Databricks integration

You can use your Databricks integration to upload items into your LLMs and GenAI projects by using SQL queries. Please make sure that the Databricks SQL Connector is set up according to the following documentation.

Step 1: Begin integration setup

To set up the integration:

  1. Go to Integrations from your Organization tab or through Team Setup.
  2. Click + New Integration.
  3. Select Databricks.
  4. In the Integration name field, type in a unique name for your integration.
  5. Under Team, you can add the integration to one or multiple teams (optional). The integration will be available in the selected team(s) only.

🚧

User Role Permissions

  • Only Organization Owners can set up an integration from the Organization tab.
  • Team Admins can set up an integration for the team they’re a part of, from the Team Setup tab.

Step 2: Server Hostname

  1. There are two values that you can choose from to enter into the Server Hostname field. Copy one of the values indicated in the locations below:

    • From DatabricksSQL Warehouses<TARGET_WAREHOUSE>Connection details, copy the SQL Warehouse server hostname.
    • From DatabricksCompute<TARGET_CLUSTER>ConfigurationAdvanced optionsJDBC/ODBC, copy the cluster server hostname.
  2. After copying the required value, paste it into the Server Hostname field.

Step 3: HTTP path

  1. There are two values that you can choose from to enter into theHTTP path field: from your SQL warehouse, or your cluster server. The values can be found in the same locations as shown in Step 2: Server Hostname.
  2. After copying the required value, paste it into the HTTP path field.

Step 4: Access token and finalize setup

In this step, you’ll need the personal access token from your Databricks workspace. Learn more.

  1. In your Databricks workspace, click on your username in the top right corner.
  2. Select User Settings.
  3. Click on Developer.
  4. Next to Access tokens, click Manage.
  5. Click Generate new token. Once it’s created, copy it and save it somewhere safe, as you won’t be able to see it later.
  6. Next, go back to SuperAnnotate’s integration setup page.
  7. Paste the token into the Access token field.
  8. When you’ve completed all the steps, click Create.

❗️

Please note that your integration won’t work if the personal access token expires.
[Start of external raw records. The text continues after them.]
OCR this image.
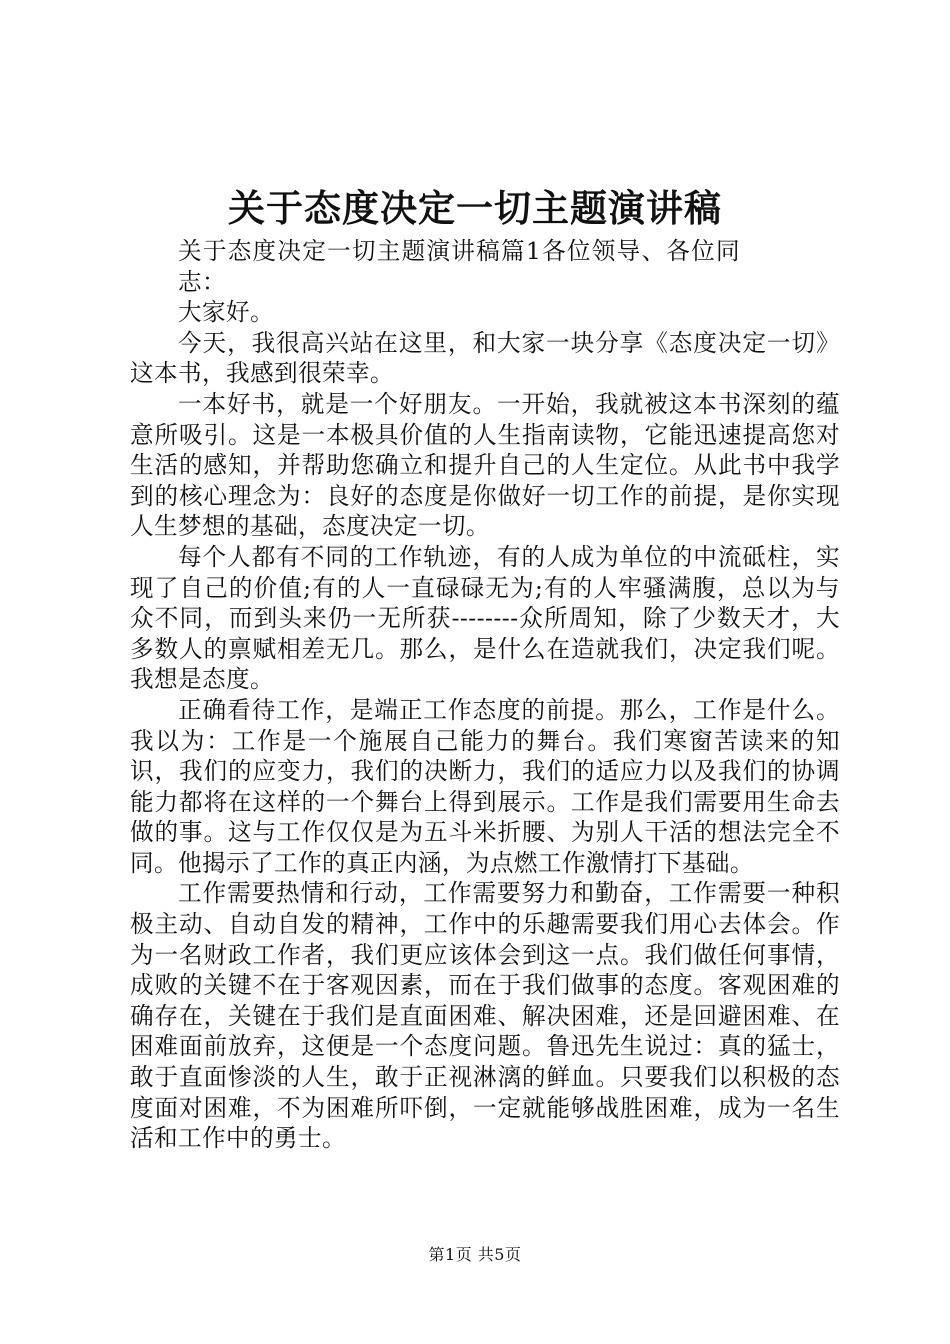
关于态度决定一切主题演讲稿

关于态度决定一切主题演讲稿篇1各位领导、各位同志：

大家好。

今天，我很高兴站在这里，和大家一块分享《态度决定一切》这本书，我感到很荣幸。

一本好书，就是一个好朋友。一开始，我就被这本书深刻的蕴意所吸引。这是一本极具价值的人生指南读物，它能迅速提高您对生活的感知，并帮助您确立和提升自己的人生定位。从此书中我学到的核心理念为：良好的态度是你做好一切工作的前提，是你实现人生梦想的基础，态度决定一切。

每个人都有不同的工作轨迹，有的人成为单位的中流砥柱，实现了自己的价值;有的人一直碌碌无为;有的人牢骚满腹，总以为与众不同，而到头来仍一无所获--------众所周知，除了少数天才，大多数人的禀赋相差无几。那么，是什么在造就我们，决定我们呢。我想是态度。

正确看待工作，是端正工作态度的前提。那么，工作是什么。我以为：工作是一个施展自己能力的舞台。我们寒窗苦读来的知识，我们的应变力，我们的决断力，我们的适应力以及我们的协调能力都将在这样的一个舞台上得到展示。工作是我们需要用生命去做的事。这与工作仅仅是为五斗米折腰、为别人干活的想法完全不同。他揭示了工作的真正内涵，为点燃工作激情打下基础。

工作需要热情和行动，工作需要努力和勤奋，工作需要一种积极主动、自动自发的精神，工作中的乐趣需要我们用心去体会。作为一名财政工作者，我们更应该体会到这一点。我们做任何事情，成败的关键不在于客观因素，而在于我们做事的态度。客观困难的确存在，关键在于我们是直面困难、解决困难，还是回避困难、在困难面前放弃，这便是一个态度问题。鲁迅先生说过：真的猛士，敢于直面惨淡的人生，敢于正视淋漓的鲜血。只要我们以积极的态度面对困难，不为困难所吓倒，一定就能够战胜困难，成为一名生活和工作中的勇士。

第1页 共5页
The data you've uploaded from the integration will still be accessible in the project.

Validate Integration

To validate your Databricks integration:

  1. In Integrations, find your integration.
  2. Click the three dots .
  3. Select Check connection.

Edit team

If you need to make your integration available for more teams, or you want to revoke a team's access to it, you may edit the permissions accordingly.

To add or remove an integration to one or multiple teams:

  1. In Integrations, find your integration.
  2. Click the three dots .
  3. Select Edit team.
  4. Add one or multiple teams from the dropdown, or remove a team by clicking the X on their name. To add all teams, choose Select all. To remove all teams, click the X on the right side of the field.
  5. Click Save.

📘

If you remove a Databricks integration from the team, any data you’ve uploaded from it will remain accessible in your projects.

Delete integration

To delete an integration:

  1. In Integrations, find your integration.
  2. Click the three dots .
  3. Select Delete Integration.
  4. In the popup, click Delete.

📘

If you delete a Databricks integration, any data you’ve uploaded from it will remain accessible in your projects.
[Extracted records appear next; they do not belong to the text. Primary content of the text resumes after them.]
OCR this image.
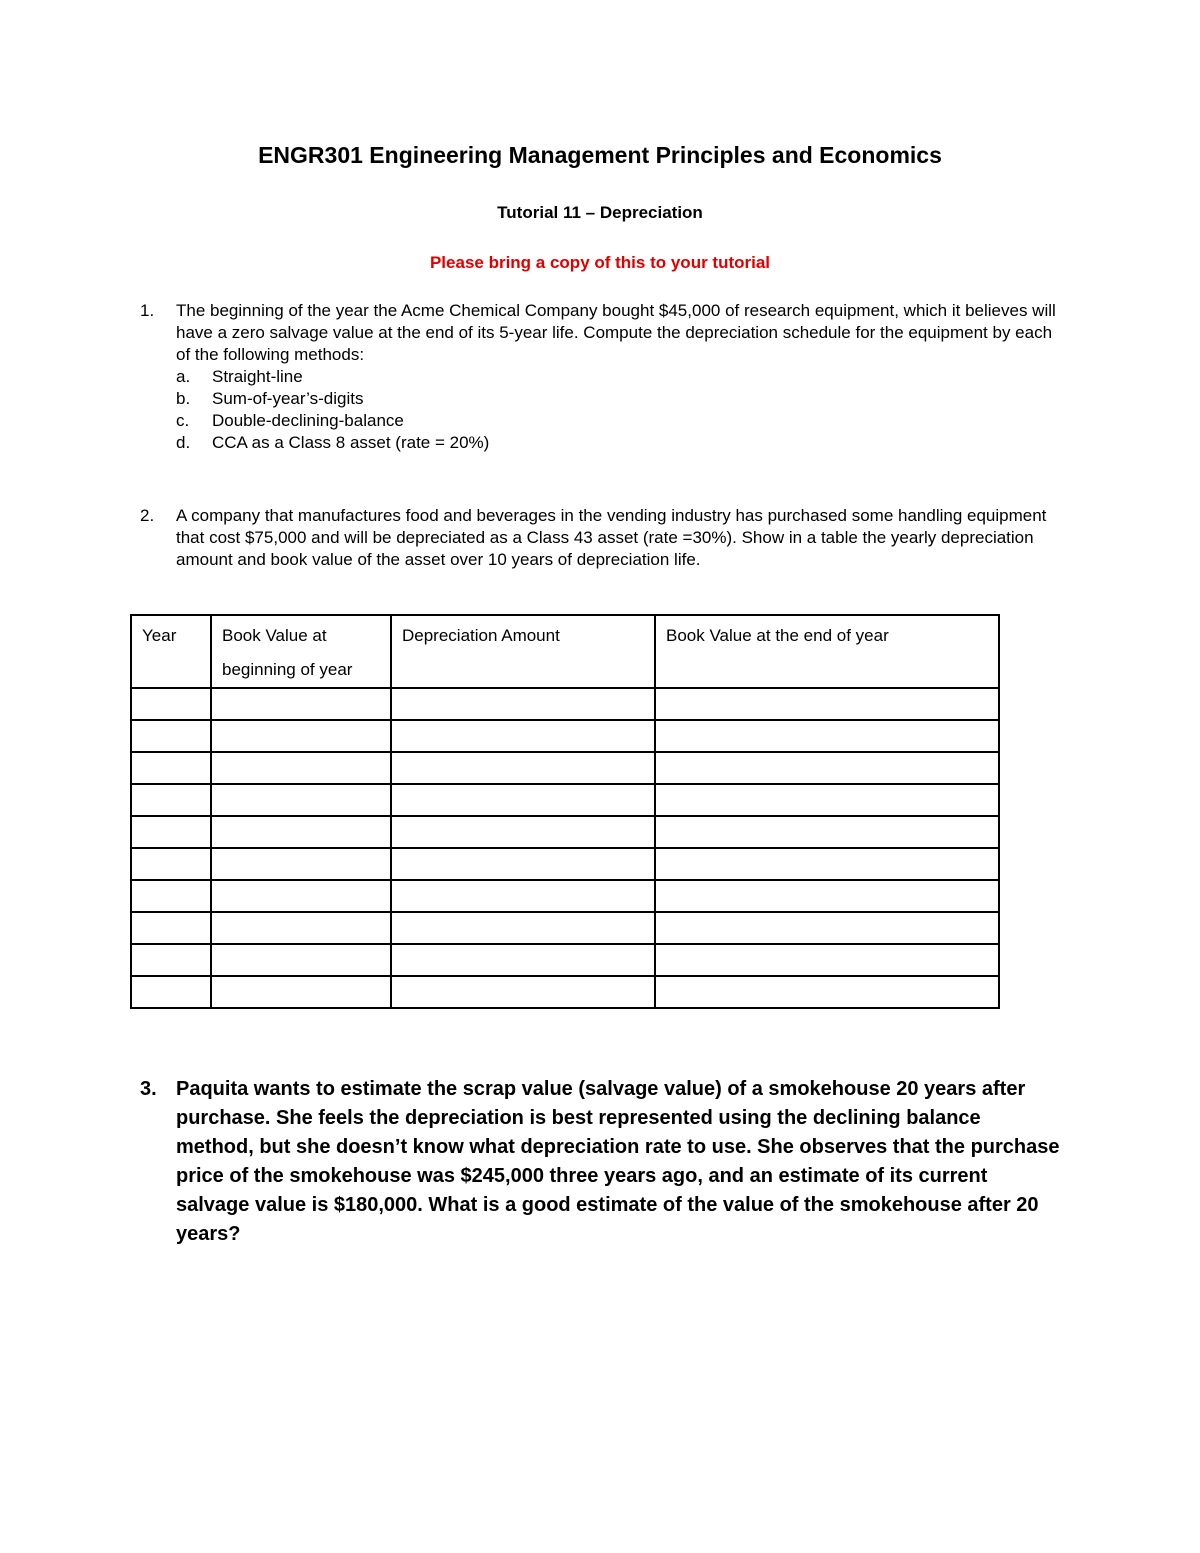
ENGR301 Engineering Management Principles and Economics
Tutorial 11 – Depreciation
Please bring a copy of this to your tutorial
1. The beginning of the year the Acme Chemical Company bought $45,000 of research equipment, which it believes will have a zero salvage value at the end of its 5-year life. Compute the depreciation schedule for the equipment by each of the following methods:
a.	Straight-line
b.	Sum-of-year’s-digits
c.	Double-declining-balance
d.	CCA as a Class 8 asset (rate = 20%)
2. A company that manufactures food and beverages in the vending industry has purchased some handling equipment that cost $75,000 and will be depreciated as a Class 43 asset (rate =30%). Show in a table the yearly depreciation amount and book value of the asset over 10 years of depreciation life.
Year	Book Value at beginning of year	Depreciation Amount	Book Value at the end of year

3. Paquita wants to estimate the scrap value (salvage value) of a smokehouse 20 years after purchase. She feels the depreciation is best represented using the declining balance method, but she doesn’t know what depreciation rate to use. She observes that the purchase price of the smokehouse was $245,000 three years ago, and an estimate of its current salvage value is $180,000. What is a good estimate of the value of the smokehouse after 20 years?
Add items with Databricks integration

You can add items into your LLMs and GenAI project by selecting the integration upon upload:

  1. In Data, click Add.
  2. Select Upload Items.
  3. Select your Databricks integration you want to upload from.
  4. Type in the SQL query to retrieve data rows from your Databricks database.
  5. Click Run to get the queried table column names.
  6. Under Item name, you must either select a query result from the list, or type in a name prefix:
    • Query result - from your query results, you can select the column names, whose values will become the names for your uploaded items. In case of any duplicate item names, only the first of that name will be uploaded.
    • Name prefix - you can manually type in a name prefix. A randomly generated, 10-character suffix will be added to it automatically.
  7. Select component IDs that exist in your project from the dropdown list, and map them to the corresponding column names from your queried table.
    • In this dropdown, you’ll only see component IDs of the Input, Select, or Media component types that haven't been excluded from export.
    • If the column name matches the component ID exactly (case-insensitive), then those IDs will be automatically selected.
  8. Once you’re done, click Upload.

After uploading, each row from the mapped columns will become an item with a defined name. All of the values of the mapped columns will be uploaded to their corresponding component IDs.

📘

Any Single- or Multi-select values that don’t exist in the project will be skipped during the upload.
In the case of Select components, the options in your table should be provided as a list of strings, as shown below:

  • ["Partially complete, needs review", "Incomplete"]
  • For Range sliders - [2,5]

🚧

You can only map each component ID to one column at a time. If you try to map a component ID that has already been mapped to another column, then the previous mapping will be removed.